The proportion of U.S. adults identifying as LGBTQ+ has continued to increase, reaching a new high of 7.6 percent in the latest Gallup poll, released Wednesday morning.
That’s up from 7.2 percent in the poll that came out a year ago, from 5.6 percent four years ago, and from 3.5 percent in 2012, Gallup’s first year of measuring sexual orientation and gender identity.
Gallup seeks out this information because “it’s important to document that and how it’s changing,” Gallup’s Jeffrey M. Jones tells The Advocate. Jones is senior editor for Gallup and author of an analysis of the latest findings.
The numbers are drawn from phone surveys conducted by Gallup in 2023, reaching 12,000 American adults. The polling organization asked respondents whether they identify as heterosexual, lesbian, gay, bisexual, transgender, or something else. Overall, 85.6 percent identified as straight or heterosexual, 7.6 percent chose one or more identities within the LGBTQ+ community, and 6.8 percent declined to say.
As in previous years, the growth was driven by younger generations. “Overall, each younger generation is about twice as likely as the generation that preceded it to identify as LGBTQ+,” Gallup’s analysis of the data states. In 2023, 22.3 percent of Generation Z respondents (born 1997 and later) claimed an LGBTQ+ identity, and 9.8 percent of Millennials (born 1981-1996) did. The figures were 4.5 percent for Generation X (born 1965-1980). 2.3 percent for Baby Boomers (born 1946-1964), and 1.1 percent for the Silent Generation (born 1945 and earlier).
The greater LGBTQ+ representation among younger people could be due to more acceptance of LGBTQ+ identity and therefore greater willingness to come out, or it could be attributable to other factors; this is outside the scope of Gallup’s research, Jones says.
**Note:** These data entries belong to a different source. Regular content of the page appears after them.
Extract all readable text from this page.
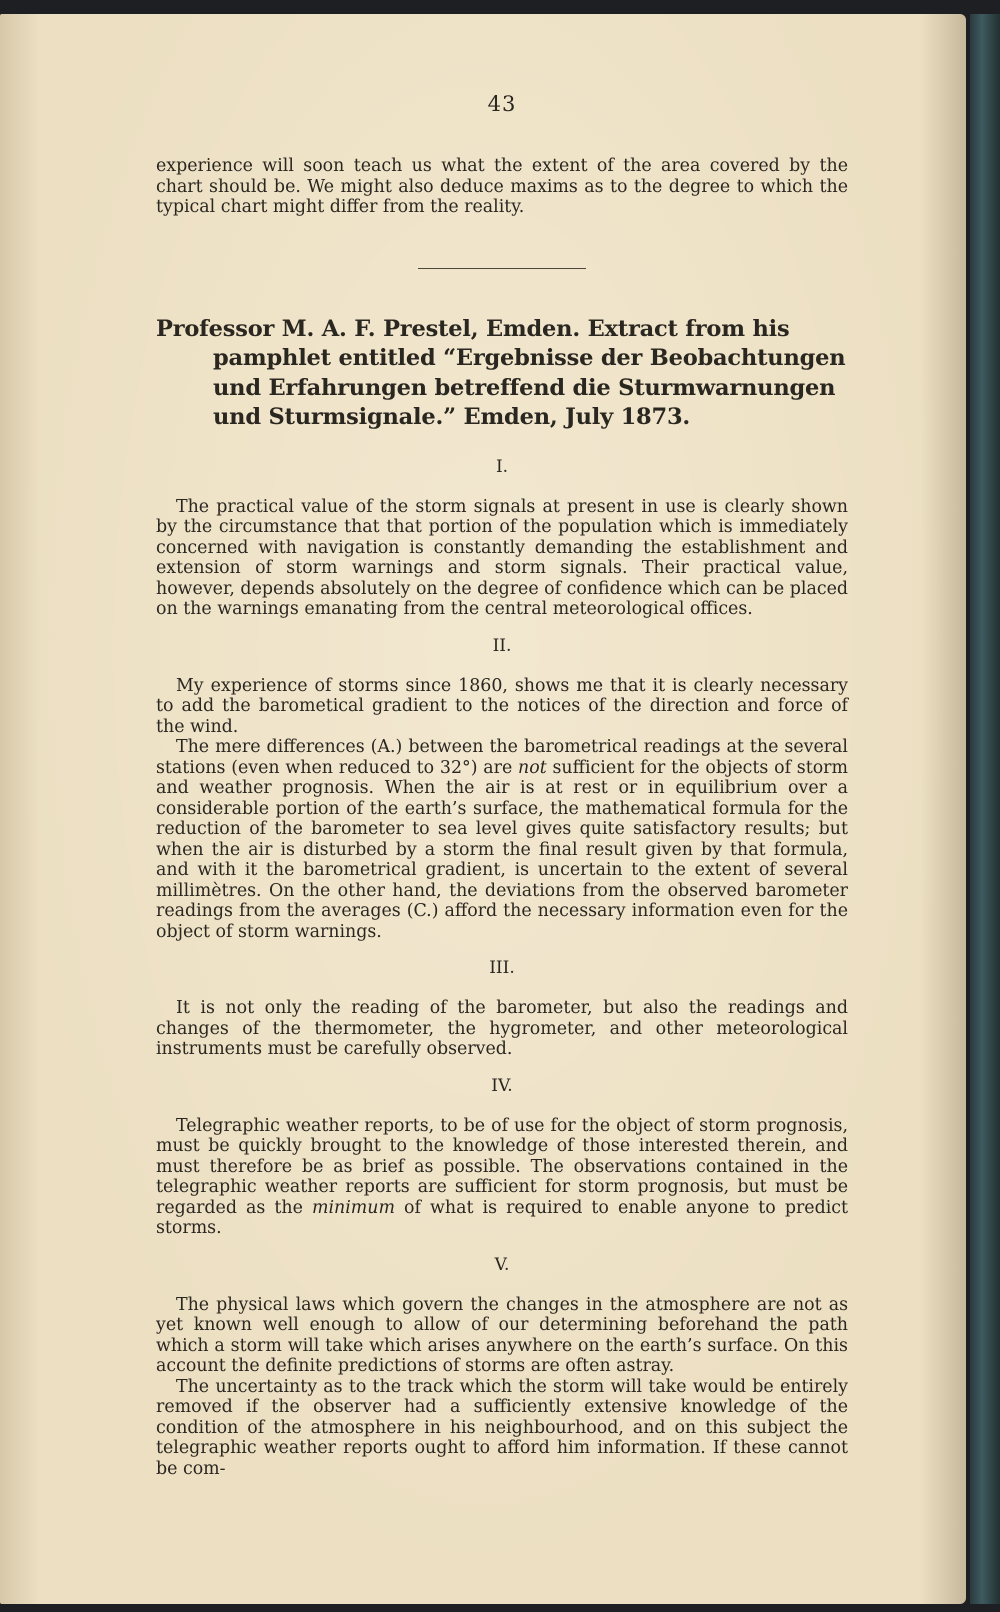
43

experience will soon teach us what the extent of the area covered by the chart should be. We might also deduce maxims as to the degree to which the typical chart might differ from the reality.

Professor M. A. F. Prestel, Emden. Extract from his pamphlet entitled “Ergebnisse der Beobachtungen und Erfahrungen betreffend die Sturmwarnungen und Sturmsignale.” Emden, July 1873.
I.

The practical value of the storm signals at present in use is clearly shown by the circumstance that that portion of the population which is immediately concerned with navigation is constantly demanding the establishment and extension of storm warnings and storm signals. Their practical value, however, depends absolutely on the degree of confidence which can be placed on the warnings emanating from the central meteorological offices.

II.

My experience of storms since 1860, shows me that it is clearly necessary to add the barometical gradient to the notices of the direction and force of the wind.

The mere differences (A.) between the barometrical readings at the several stations (even when reduced to 32°) are not sufficient for the objects of storm and weather prognosis. When the air is at rest or in equilibrium over a considerable portion of the earth’s surface, the mathematical formula for the reduction of the barometer to sea level gives quite satisfactory results; but when the air is disturbed by a storm the final result given by that formula, and with it the barometrical gradient, is uncertain to the extent of several millimètres. On the other hand, the deviations from the observed barometer readings from the averages (C.) afford the necessary information even for the object of storm warnings.

III.

It is not only the reading of the barometer, but also the readings and changes of the thermometer, the hygrometer, and other meteorological instruments must be carefully observed.

IV.

Telegraphic weather reports, to be of use for the object of storm prognosis, must be quickly brought to the knowledge of those interested therein, and must therefore be as brief as possible. The observations contained in the telegraphic weather reports are sufficient for storm prognosis, but must be regarded as the minimum of what is required to enable anyone to predict storms.

V.

The physical laws which govern the changes in the atmosphere are not as yet known well enough to allow of our determining beforehand the path which a storm will take which arises anywhere on the earth’s surface. On this account the definite predictions of storms are often astray.

The uncertainty as to the track which the storm will take would be entirely removed if the observer had a sufficiently extensive knowledge of the condition of the atmosphere in his neighbourhood, and on this subject the telegraphic weather reports ought to afford him information. If these cannot be com-
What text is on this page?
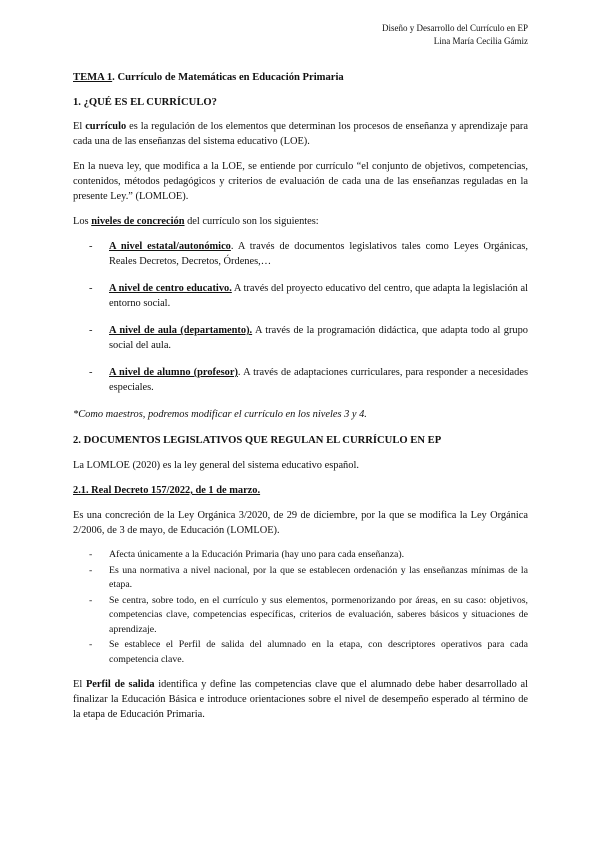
Diseño y Desarrollo del Currículo en EP
Lina María Cecilia Gámiz

TEMA 1. Currículo de Matemáticas en Educación Primaria

1. ¿QUÉ ES EL CURRÍCULO?

El currículo es la regulación de los elementos que determinan los procesos de enseñanza y aprendizaje para cada una de las enseñanzas del sistema educativo (LOE).

En la nueva ley, que modifica a la LOE, se entiende por currículo “el conjunto de objetivos, competencias, contenidos, métodos pedagógicos y criterios de evaluación de cada una de las enseñanzas reguladas en la presente Ley.” (LOMLOE).

Los niveles de concreción del currículo son los siguientes:

- A nivel estatal/autonómico. A través de documentos legislativos tales como Leyes Orgánicas, Reales Decretos, Decretos, Órdenes,…
- A nivel de centro educativo. A través del proyecto educativo del centro, que adapta la legislación al entorno social.
- A nivel de aula (departamento). A través de la programación didáctica, que adapta todo al grupo social del aula.
- A nivel de alumno (profesor). A través de adaptaciones curriculares, para responder a necesidades especiales.

*Como maestros, podremos modificar el currículo en los niveles 3 y 4.

2. DOCUMENTOS LEGISLATIVOS QUE REGULAN EL CURRÍCULO EN EP

La LOMLOE (2020) es la ley general del sistema educativo español.

2.1. Real Decreto 157/2022, de 1 de marzo.

Es una concreción de la Ley Orgánica 3/2020, de 29 de diciembre, por la que se modifica la Ley Orgánica 2/2006, de 3 de mayo, de Educación (LOMLOE).

- Afecta únicamente a la Educación Primaria (hay uno para cada enseñanza).
- Es una normativa a nivel nacional, por la que se establecen ordenación y las enseñanzas mínimas de la etapa.
- Se centra, sobre todo, en el currículo y sus elementos, pormenorizando por áreas, en su caso: objetivos, competencias clave, competencias específicas, criterios de evaluación, saberes básicos y situaciones de aprendizaje.
- Se establece el Perfil de salida del alumnado en la etapa, con descriptores operativos para cada competencia clave.

El Perfil de salida identifica y define las competencias clave que el alumnado debe haber desarrollado al finalizar la Educación Básica e introduce orientaciones sobre el nivel de desempeño esperado al término de la etapa de Educación Primaria.
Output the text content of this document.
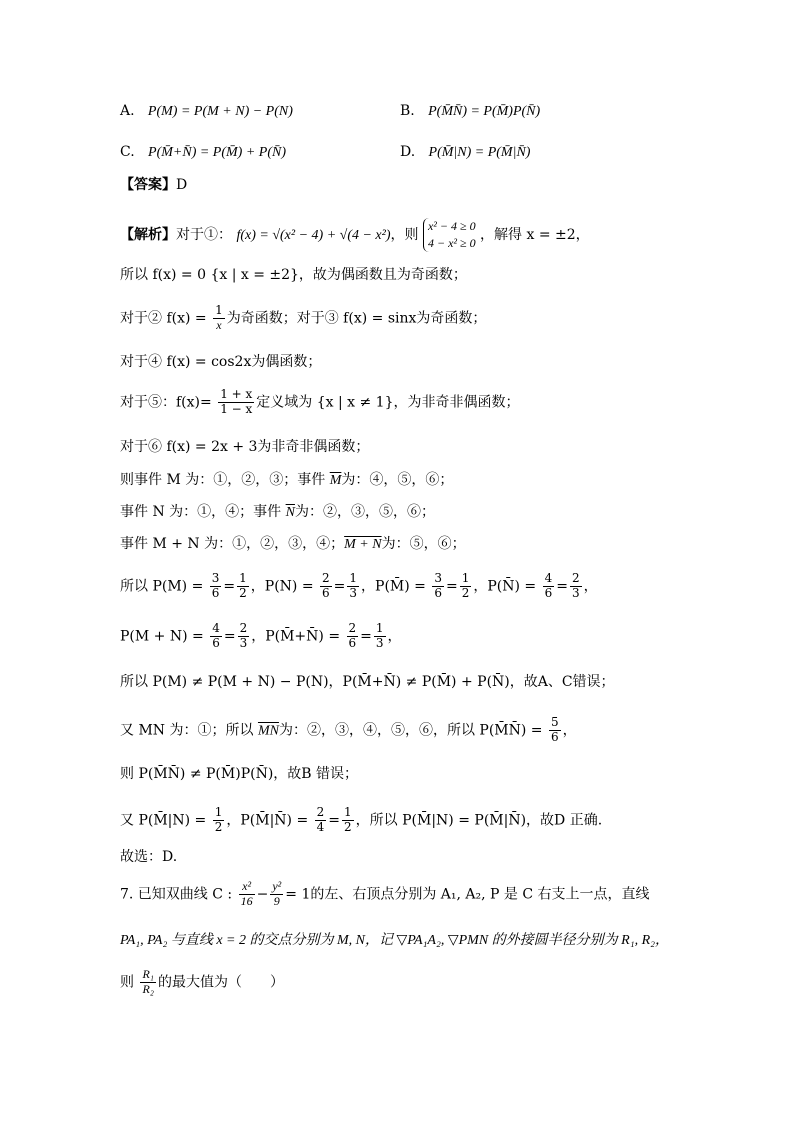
A. P(M) = P(M + N) − P(N)	B. P(M̄N̄) = P(M̄)P(N̄)
C. P(M̄+N̄) = P(M̄) + P(N̄)	D. P(M̄|N) = P(M̄|N̄)
【答案】D
【解析】对于①： f(x) = √(x² − 4) + √(4 − x²)，则
x² − 4 ≥ 0
4 − x² ≥ 0 ，解得 x = ±2，
所以 f(x) = 0 {x | x = ±2}，故为偶函数且为奇函数；
对于② $f(x) = \frac{1}{x}$ 为奇函数；对于③ f(x) = sinx为奇函数；
对于④ f(x) = cos2x为偶函数；
对于⑤：$f(x)= \frac{1 + x}{1 - x}$ 定义域为 {x | x ≠ 1}，为非奇非偶函数；
对于⑥ f(x) = 2x + 3为非奇非偶函数；
则事件 M 为：①，②，③；事件 $\overline{M}$为：④，⑤，⑥；
事件 N 为：①，④；事件 $\overline{N}$为：②，③，⑤，⑥；
事件 M + N 为：①，②，③，④；M + N为：⑤，⑥；
所以 $P(M) = \frac{3}{6} = \frac{1}{2}$ ，$P(N) = \frac{2}{6} = \frac{1}{3}$ ，P(M̄) = $\frac{3}{6} = \frac{1}{2}$ ，P(N̄) = $\frac{4}{6} = \frac{2}{3}$ ，
$P(M + N) = \frac{4}{6} = \frac{2}{3}$ ，P(M̄+N̄) = $\frac{2}{6} = \frac{1}{3}$ ，
所以 P(M) ≠ P(M + N) − P(N)，P(M̄+N̄) ≠ P(M̄) + P(N̄)，故A、C错误；
又 MN 为：①；所以 $\overline{MN}$为：②，③，④，⑤，⑥，所以 P(M̄N̄) = $\frac{5}{6}$ ，
则 P(M̄N̄) ≠ P(M̄)P(N̄)，故B 错误；
又 P(M̄|N) = $\frac{1}{2}$ ，P(M̄|N̄) = $\frac{2}{4} = \frac{1}{2}$ ，所以 P(M̄|N) = P(M̄|N̄)，故D 正确.
故选：D.
7. 已知双曲线 C : $\frac{\text{x²}}{16} - \frac{\text{y²}}{9} = 1$的左、右顶点分别为 A₁, A₂, P 是 C 右支上一点，直线
PA₁, PA₂ 与直线 x = 2 的交点分别为 M, N，记 ▽PA₁A₂, ▽PMN 的外接圆半径分别为 R₁, R₂，
则 $\frac{\text{R₁}}{\text{R₂}}$ 的最大值为（　　）
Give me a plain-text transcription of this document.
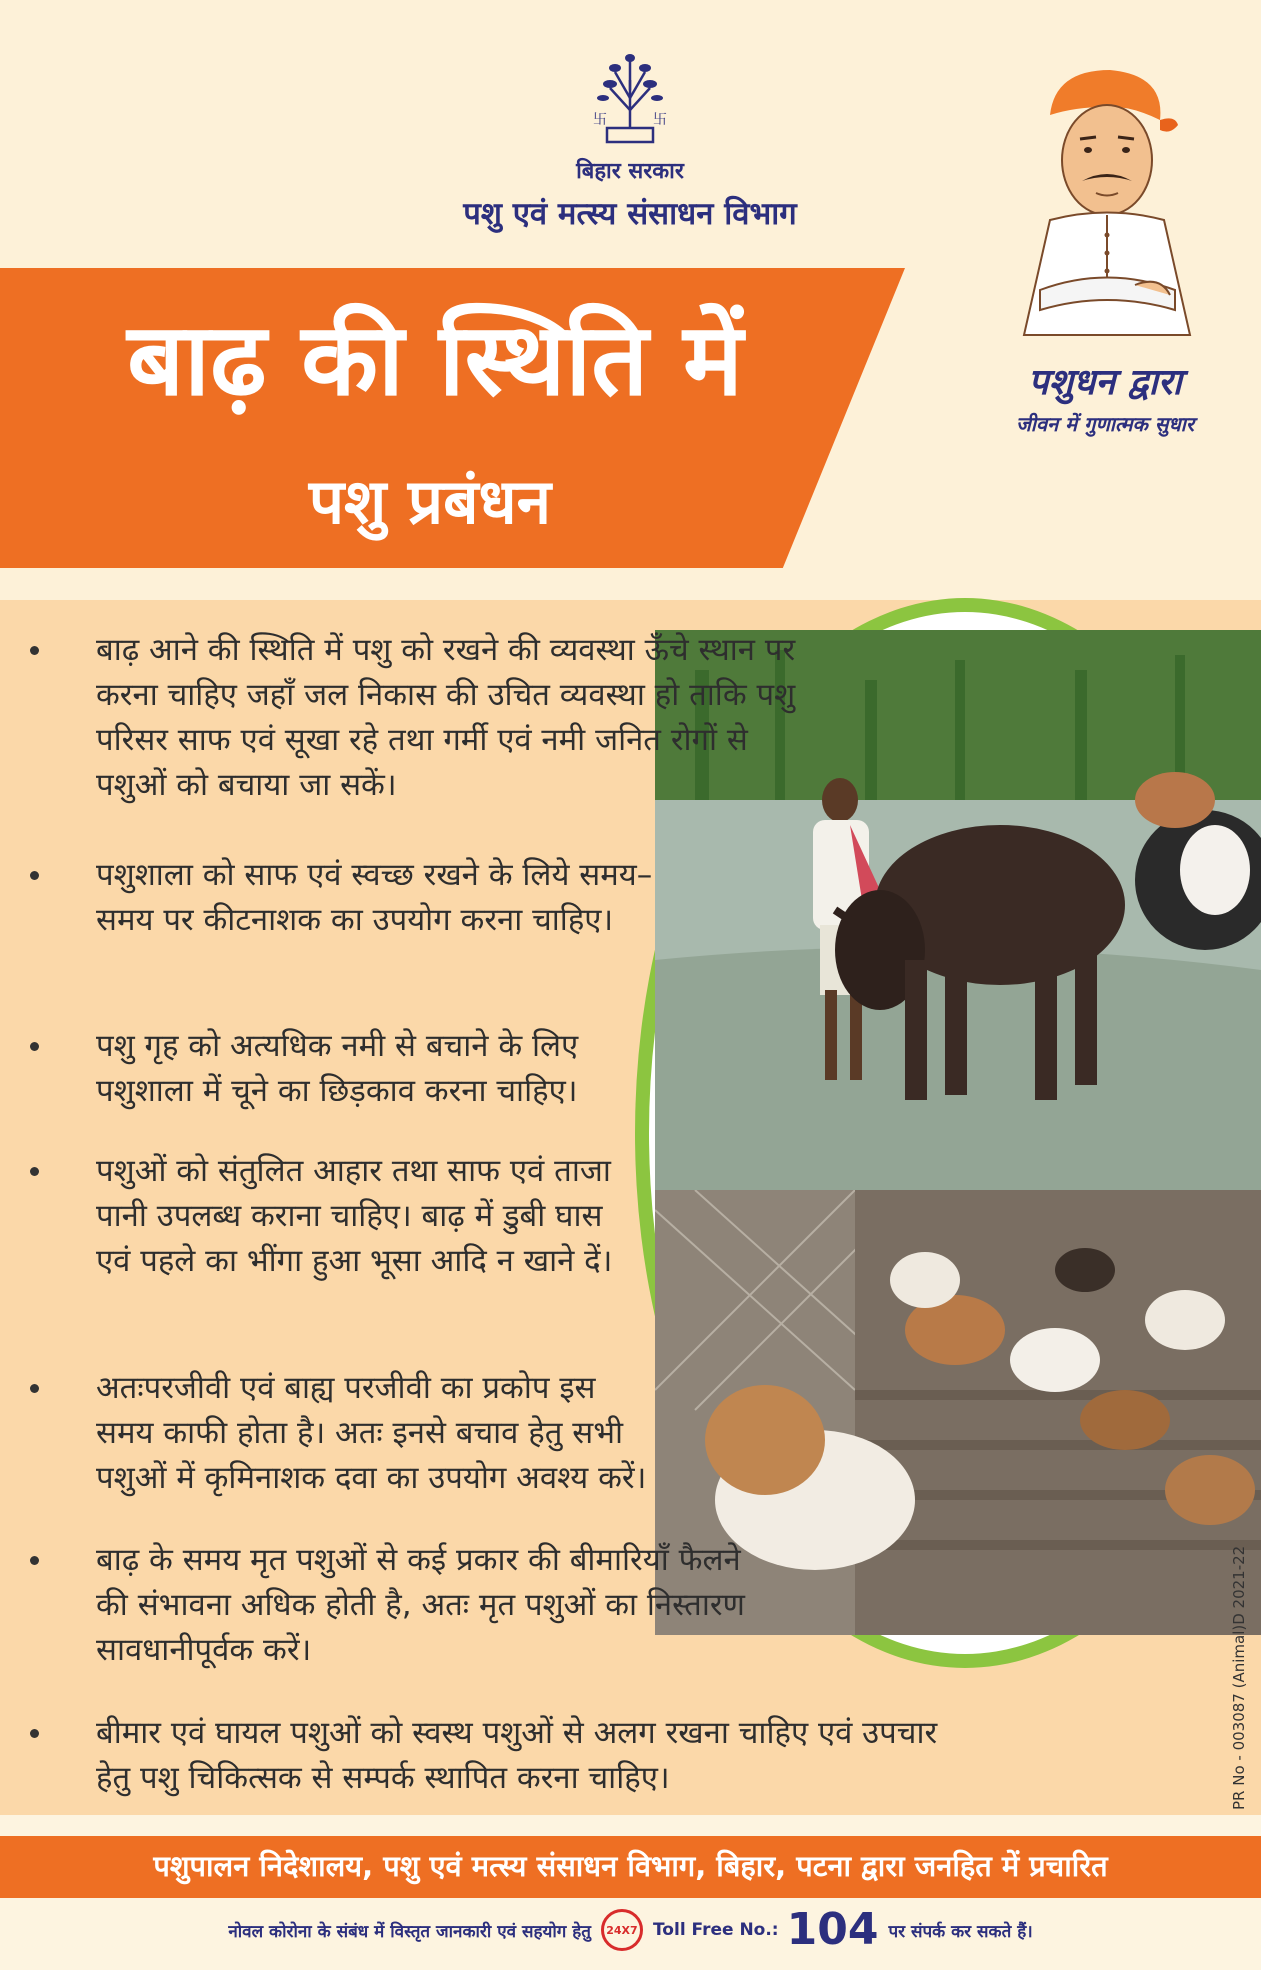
卐	卐
बिहार सरकार
पशु एवं मत्स्य संसाधन विभाग
बाढ़ की स्थिति में
पशु प्रबंधन
पशुधन द्वारा
जीवन में गुणात्मक सुधार
बाढ़ आने की स्थिति में पशु को रखने की व्यवस्था ऊँचे स्थान पर करना चाहिए जहाँ जल निकास की उचित व्यवस्था हो ताकि पशु परिसर साफ एवं सूखा रहे तथा गर्मी एवं नमी जनित रोगों से पशुओं को बचाया जा सकें।
पशुशाला को साफ एवं स्वच्छ रखने के लिये समय–समय पर कीटनाशक का उपयोग करना चाहिए।
पशु गृह को अत्यधिक नमी से बचाने के लिए पशुशाला में चूने का छिड़काव करना चाहिए।
पशुओं को संतुलित आहार तथा साफ एवं ताजा पानी उपलब्ध कराना चाहिए। बाढ़ में डुबी घास एवं पहले का भींगा हुआ भूसा आदि न खाने दें।
अतःपरजीवी एवं बाह्य परजीवी का प्रकोप इस समय काफी होता है। अतः इनसे बचाव हेतु सभी पशुओं में कृमिनाशक दवा का उपयोग अवश्य करें।
बाढ़ के समय मृत पशुओं से कई प्रकार की बीमारियाँ फैलने की संभावना अधिक होती है, अतः मृत पशुओं का निस्तारण सावधानीपूर्वक करें।
बीमार एवं घायल पशुओं को स्वस्थ पशुओं से अलग रखना चाहिए एवं उपचार हेतु पशु चिकित्सक से सम्पर्क स्थापित करना चाहिए।	PR No - 003087 (Animal)D 2021-22
पशुपालन निदेशालय, पशु एवं मत्स्य संसाधन विभाग, बिहार, पटना द्वारा जनहित में प्रचारित
नोवल कोरोना के संबंध में विस्तृत जानकारी एवं सहयोग हेतु	24X7 Toll Free No.: 104 पर संपर्क कर सकते हैं।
The largest proportion of LGBTQ+ respondents identified as bisexual, with 4.4 percent of the overall sample and 57.3 percent of LGBTQ+ adults saying they are bi. “Bisexuality is the most common LGBTQ+ status among Generation Z, millennials and Generation X,” Gallup’s analysis notes. “Fifteen percent of all Generation Z adults — representing more than two-thirds of those with an LGBTQ+ identification — are bisexual. In the older generations, LGBTQ+ individuals are more likely, or equally as likely, to say they are gay or lesbian than bisexual.”
Women were nearly twice as likely as men to identify as LGBTQ+, with 8.5 percent of women doing so, compared to 4.7 percent for men. “Bisexuality is the most common form of LGBTQ+ identification among women, while men are equally likely to identify as bisexual or gay,” Gallup states. And LGBTQ+ identity in general was more common in younger generations of women.
The gender differences don’t reflect the nonbinary population; about 1 percent of U.S. adults in the 2023 survey reported they are nonbinary, too small a proportion for Gallup to arrive t precise numbers for LGBTQ+ identification. However, 2022 and 2023 data combined “indicate that about 80 percent of nonbinary adults identify as LGBTQ+, with one-third being bisexual and one-third transgender,” according to Gallup.
On the whole, “the generational differences and trends point to higher rates of LGBTQ+ identification, nationally, in the future,” Gallup reports. “If current trends continue, it is likely that the proportion of LGBTQ+ identifiers will exceed 10 percent of U.S. adults at some point within the next three decades.”